Step one: First you want to make 3 trips of 1,000 apples 333 miles. You will be left with 2,001 apples and 667 miles to go.
Step two: Next you want to take 2 trips of 1,000 apples 500 miles. You will be left with 1,000 apples and 167 miles to go (you have to leave an apple behind).
Step three: Finally, you travel the last 167 miles with one load of 1,000 apples and are left with 833 apples in Bananaville.

You have a basket of infinite size (meaning it can hold an infinite number of objects). You also have an infinite number of balls, each with a different number on it, starting at 1 and going up (1, 2, 3, etc...).
A genie suddenly appears and proposes a game that will take exactly one minute. The game is as follows: The genie will start timing 1 minute on his stopwatch. Where there is 1/2 a minute remaining in the game, he'll put balls 1, 2, and 3 into the basket. At the exact same moment, you will grab a ball out of the basket (which could be one of the balls he just put in, or any ball that is already in the basket) and throw it away.
Then when 3/4 of the minute has passed, he'll put in balls 4, 5, and 6, and again, you'll take a ball out and throw it away.
Similarly, at 7/8 of a minute, he'll put in balls 7, 8, and 9, and you'll take out and throw away one ball.
Similarly, at 15/16 of a minute, he'll put in balls 10, 11, and 12, and you'll take out and throw away one ball.
And so on....After the minute is up, the genie will have put in an infinite number of balls, and you'll have thrown away an infinite number of balls.
Assume that you pull out a ball at the exact same time the genie puts in 3 balls, and that the amount of time this takes is infinitesimally small.
You are allowed to choose each ball that you pull out as the game progresses (for example, you could choose to always pull out the ball that is divisible by 3, which would be 3, then 6, then 9, and so on...).
You play the game, and after the minute is up, you note that there are an infinite number of balls in the basket.
The next day you tell your friend about the game you played with the genie. "That's weird," your friend says. "I played the exact same game with the genie yesterday, except that at the end of my game there were 0 balls left in the basket."
How is it possible that you could end up with these two different results?

Your strategy for choosing which ball to throw away could have been one of many.
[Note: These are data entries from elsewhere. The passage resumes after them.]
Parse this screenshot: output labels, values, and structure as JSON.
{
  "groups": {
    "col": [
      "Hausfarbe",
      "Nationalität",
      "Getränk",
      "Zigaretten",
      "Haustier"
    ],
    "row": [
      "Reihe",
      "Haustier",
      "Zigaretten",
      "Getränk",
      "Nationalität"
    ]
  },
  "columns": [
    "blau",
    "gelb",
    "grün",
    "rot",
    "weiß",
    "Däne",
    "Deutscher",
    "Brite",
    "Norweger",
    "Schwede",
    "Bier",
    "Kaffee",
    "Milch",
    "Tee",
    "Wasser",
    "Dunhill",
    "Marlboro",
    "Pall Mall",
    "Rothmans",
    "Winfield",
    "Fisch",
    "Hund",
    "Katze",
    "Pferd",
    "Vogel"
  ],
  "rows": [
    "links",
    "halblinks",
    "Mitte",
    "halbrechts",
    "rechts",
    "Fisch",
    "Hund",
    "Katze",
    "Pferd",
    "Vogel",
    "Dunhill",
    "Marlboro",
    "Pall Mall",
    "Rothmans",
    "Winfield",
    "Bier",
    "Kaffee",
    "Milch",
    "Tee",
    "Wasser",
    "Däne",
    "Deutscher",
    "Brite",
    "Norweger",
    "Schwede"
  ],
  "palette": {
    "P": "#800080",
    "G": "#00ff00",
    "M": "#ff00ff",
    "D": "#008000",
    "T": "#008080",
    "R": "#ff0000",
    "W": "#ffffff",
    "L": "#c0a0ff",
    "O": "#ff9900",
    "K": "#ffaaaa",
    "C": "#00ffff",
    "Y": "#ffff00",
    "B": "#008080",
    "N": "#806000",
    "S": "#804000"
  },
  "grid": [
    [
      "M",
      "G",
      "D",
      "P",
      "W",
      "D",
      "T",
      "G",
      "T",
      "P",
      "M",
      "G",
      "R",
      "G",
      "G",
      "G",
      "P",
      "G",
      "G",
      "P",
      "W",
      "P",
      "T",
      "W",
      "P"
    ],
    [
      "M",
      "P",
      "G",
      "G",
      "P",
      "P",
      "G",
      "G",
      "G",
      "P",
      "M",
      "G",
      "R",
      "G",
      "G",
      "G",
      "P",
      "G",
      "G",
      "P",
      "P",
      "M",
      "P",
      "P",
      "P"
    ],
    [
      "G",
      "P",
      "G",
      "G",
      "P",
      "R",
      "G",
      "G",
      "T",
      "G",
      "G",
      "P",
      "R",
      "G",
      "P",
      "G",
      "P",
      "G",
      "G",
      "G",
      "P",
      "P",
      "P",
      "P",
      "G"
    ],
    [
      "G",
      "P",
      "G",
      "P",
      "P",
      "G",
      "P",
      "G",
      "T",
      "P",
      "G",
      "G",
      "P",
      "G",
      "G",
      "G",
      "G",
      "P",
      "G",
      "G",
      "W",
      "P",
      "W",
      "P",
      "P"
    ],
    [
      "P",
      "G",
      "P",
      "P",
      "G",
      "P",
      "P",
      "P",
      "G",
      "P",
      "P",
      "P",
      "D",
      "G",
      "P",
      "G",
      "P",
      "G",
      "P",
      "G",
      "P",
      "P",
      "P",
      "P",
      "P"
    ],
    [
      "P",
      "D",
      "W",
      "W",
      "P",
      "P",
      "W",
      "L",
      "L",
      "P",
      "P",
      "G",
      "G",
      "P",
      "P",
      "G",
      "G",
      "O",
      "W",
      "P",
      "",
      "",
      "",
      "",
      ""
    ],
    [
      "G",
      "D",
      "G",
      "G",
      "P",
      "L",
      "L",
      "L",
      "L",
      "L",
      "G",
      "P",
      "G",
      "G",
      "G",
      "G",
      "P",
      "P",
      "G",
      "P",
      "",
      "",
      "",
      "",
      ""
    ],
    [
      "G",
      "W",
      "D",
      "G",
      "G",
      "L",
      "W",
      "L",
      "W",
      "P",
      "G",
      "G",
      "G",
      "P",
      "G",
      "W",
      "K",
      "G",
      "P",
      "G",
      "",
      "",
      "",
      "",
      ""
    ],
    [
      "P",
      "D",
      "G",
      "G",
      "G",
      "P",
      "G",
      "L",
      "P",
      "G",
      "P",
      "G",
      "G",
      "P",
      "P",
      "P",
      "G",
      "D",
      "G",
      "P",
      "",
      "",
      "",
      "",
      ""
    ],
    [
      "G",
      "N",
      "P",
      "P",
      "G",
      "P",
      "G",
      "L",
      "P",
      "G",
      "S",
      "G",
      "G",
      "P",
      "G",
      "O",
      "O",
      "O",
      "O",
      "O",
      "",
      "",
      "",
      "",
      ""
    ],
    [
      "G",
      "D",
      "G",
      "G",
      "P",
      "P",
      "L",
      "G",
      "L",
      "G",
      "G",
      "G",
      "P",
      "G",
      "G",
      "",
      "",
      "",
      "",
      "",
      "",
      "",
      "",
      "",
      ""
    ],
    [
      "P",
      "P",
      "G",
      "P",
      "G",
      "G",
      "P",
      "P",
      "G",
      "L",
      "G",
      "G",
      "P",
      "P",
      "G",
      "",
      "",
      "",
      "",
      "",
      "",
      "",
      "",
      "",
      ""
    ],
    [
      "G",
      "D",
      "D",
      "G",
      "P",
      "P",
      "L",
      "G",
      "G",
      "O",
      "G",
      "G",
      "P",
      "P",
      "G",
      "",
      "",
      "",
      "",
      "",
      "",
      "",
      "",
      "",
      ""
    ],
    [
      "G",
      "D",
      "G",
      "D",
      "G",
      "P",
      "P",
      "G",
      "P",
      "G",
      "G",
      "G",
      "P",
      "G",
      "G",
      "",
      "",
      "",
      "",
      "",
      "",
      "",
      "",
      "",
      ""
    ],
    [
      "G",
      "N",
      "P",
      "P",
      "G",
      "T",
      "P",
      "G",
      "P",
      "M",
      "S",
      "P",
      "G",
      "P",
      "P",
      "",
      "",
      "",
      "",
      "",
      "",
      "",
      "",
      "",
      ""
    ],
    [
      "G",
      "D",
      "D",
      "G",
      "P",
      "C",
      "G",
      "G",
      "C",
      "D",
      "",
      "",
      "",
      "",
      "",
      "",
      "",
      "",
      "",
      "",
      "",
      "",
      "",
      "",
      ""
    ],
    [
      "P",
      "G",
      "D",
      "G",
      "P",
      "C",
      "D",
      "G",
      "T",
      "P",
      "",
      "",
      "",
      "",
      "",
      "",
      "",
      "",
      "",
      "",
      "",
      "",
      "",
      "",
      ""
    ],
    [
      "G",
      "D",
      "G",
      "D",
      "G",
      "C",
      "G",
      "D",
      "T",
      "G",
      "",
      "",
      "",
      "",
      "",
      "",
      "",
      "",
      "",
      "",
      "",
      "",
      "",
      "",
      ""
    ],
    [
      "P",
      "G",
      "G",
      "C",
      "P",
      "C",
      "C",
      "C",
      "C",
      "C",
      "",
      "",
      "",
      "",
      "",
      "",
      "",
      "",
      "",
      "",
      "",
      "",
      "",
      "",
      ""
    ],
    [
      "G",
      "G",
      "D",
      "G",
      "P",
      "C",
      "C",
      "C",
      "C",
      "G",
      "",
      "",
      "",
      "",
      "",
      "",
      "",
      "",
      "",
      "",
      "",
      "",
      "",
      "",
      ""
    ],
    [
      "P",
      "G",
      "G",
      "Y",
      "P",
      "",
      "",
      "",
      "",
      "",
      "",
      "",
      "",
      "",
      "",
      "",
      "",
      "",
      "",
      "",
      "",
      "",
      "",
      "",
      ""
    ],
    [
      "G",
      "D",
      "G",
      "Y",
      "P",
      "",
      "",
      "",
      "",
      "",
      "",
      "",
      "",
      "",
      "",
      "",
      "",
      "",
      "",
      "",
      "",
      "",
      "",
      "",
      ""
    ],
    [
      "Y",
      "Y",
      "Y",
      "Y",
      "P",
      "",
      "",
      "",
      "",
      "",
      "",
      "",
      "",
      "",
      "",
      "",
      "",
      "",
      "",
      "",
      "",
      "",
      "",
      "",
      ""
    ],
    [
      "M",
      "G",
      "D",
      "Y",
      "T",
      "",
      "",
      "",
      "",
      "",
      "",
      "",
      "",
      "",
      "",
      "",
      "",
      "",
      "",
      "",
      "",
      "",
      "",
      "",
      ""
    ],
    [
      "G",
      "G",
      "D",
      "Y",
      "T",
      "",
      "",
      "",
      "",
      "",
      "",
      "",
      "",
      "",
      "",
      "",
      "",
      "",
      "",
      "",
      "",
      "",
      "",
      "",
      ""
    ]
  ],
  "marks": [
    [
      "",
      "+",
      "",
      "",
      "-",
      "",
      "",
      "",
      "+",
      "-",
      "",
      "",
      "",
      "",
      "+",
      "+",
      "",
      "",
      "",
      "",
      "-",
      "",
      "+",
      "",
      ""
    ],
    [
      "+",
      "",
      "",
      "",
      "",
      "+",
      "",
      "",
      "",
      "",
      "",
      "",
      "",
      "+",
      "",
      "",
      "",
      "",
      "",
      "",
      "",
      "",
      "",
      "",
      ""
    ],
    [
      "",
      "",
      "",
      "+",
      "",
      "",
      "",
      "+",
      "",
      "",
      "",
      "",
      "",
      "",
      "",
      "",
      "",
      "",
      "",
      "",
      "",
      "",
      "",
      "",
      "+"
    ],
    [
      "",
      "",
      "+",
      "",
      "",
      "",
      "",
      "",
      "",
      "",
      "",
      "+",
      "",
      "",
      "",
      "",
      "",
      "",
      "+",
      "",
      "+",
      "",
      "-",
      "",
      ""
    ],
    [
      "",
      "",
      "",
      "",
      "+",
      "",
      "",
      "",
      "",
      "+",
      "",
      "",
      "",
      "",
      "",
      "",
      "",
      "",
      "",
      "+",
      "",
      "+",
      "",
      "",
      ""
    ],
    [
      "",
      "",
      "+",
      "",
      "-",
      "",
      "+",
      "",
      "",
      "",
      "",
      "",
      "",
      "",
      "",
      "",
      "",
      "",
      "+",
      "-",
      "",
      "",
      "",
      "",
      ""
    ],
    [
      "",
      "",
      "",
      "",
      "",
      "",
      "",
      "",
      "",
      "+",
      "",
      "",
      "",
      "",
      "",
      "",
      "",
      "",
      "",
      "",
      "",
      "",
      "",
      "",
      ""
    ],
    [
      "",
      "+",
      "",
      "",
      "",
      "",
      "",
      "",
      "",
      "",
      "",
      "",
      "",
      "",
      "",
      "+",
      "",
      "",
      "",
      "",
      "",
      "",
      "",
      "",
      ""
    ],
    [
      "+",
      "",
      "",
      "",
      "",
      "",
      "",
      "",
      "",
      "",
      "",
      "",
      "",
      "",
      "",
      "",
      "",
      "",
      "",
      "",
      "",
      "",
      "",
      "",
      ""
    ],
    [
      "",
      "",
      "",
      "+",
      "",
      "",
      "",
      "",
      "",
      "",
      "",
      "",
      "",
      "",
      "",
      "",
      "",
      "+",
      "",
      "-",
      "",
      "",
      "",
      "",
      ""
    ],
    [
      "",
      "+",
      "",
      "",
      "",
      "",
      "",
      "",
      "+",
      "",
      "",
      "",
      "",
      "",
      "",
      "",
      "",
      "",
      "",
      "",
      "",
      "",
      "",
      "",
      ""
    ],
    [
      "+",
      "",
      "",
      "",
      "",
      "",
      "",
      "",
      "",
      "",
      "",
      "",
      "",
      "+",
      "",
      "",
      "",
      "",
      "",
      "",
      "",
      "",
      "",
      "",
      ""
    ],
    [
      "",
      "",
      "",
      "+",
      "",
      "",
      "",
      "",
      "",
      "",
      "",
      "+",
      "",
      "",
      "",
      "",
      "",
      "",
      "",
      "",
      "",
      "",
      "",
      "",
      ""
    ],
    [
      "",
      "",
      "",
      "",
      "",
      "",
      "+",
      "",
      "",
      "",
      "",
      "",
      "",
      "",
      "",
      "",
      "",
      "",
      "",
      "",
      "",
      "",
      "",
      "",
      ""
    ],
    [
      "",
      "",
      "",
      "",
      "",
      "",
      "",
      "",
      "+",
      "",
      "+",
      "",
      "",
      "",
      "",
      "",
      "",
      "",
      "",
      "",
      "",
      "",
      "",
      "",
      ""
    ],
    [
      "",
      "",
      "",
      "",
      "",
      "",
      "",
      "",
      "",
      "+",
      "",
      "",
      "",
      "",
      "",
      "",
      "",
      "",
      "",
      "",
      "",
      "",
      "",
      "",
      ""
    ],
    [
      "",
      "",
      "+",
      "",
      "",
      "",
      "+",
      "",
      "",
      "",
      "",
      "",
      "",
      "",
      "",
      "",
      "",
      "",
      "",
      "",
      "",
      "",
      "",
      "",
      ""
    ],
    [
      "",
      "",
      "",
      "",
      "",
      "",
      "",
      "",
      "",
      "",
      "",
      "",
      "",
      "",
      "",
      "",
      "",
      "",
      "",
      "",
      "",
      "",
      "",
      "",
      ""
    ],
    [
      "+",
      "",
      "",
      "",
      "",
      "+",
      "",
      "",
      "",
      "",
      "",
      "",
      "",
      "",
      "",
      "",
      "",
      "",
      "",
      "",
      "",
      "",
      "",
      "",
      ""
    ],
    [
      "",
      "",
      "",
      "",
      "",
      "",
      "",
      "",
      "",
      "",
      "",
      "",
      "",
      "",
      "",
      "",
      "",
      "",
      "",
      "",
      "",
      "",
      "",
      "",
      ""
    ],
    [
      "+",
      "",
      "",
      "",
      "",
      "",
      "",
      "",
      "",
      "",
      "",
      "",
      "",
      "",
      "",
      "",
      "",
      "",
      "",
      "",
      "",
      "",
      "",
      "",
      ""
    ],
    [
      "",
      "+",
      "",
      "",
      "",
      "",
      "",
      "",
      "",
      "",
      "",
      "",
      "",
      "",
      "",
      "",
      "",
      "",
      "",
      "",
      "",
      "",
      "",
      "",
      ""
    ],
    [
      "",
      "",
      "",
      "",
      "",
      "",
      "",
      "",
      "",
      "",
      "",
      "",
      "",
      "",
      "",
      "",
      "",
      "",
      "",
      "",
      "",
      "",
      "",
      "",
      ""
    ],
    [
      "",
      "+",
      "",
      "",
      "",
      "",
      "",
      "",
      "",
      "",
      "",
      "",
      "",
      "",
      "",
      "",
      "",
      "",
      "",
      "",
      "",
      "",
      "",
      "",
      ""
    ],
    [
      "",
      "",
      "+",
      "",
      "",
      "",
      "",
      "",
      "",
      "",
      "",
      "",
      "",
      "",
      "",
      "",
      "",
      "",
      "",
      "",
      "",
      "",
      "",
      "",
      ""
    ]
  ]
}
One such strategy that would leave an infinite number of balls in the basket at the end of the game is to always choose the ball that is divisible by 3 (so 3, then 6, then 9, and so on...). Thus, at the end of the game, any ball of the format 3n+1 (i.e. 1, 4, 7, etc...), or of the format 3n+2 (i.e. 2, 5, 8, etc...) would still be in the basket. Since there will be an infinite number of such balls that the genie has put in, there will be an infinite number of balls in the basket.
Your friend could have had a number of strategies for leaving 0 balls in the basket. Any strategy that guarantees that every ball n will be removed after an infinite number of removals will result in 0 balls in the basket.
One such strategy is to always choose the lowest-numbered ball in the basket. So first 1, then 2, then 3, and so on. This will result in an empty basket at the game's end. To see this, assume that there is some ball in the basket at the end of the game. This ball must have some number n. But we know this ball was thrown out after the n-th round of throwing balls away, so it couldn't be in there. This contradiction shows that there couldn't be any balls left in the basket at the end of the game.
An interesting aside is that your friend could have also used the strategy of choosing a ball at random to throw away, and this would have resulted in an empty basket at the end of the game. This is because after an infinite number of balls being thrown away, the probability of any given ball being thrown away reaches 100% when they are chosen at random.

I heard of an invading, vanquishing army sweeping across the land, liquid-quick; conquering everything, quelling resistance. With it came darkness, dimming the light. Humans hid in their houses, while outside spears pierced, shattering stones walls. Uncountable soldiers smashed into the ground, but each elicited life as he died. When the army had vanished, advancing northward, the land was gree and growing, refresh.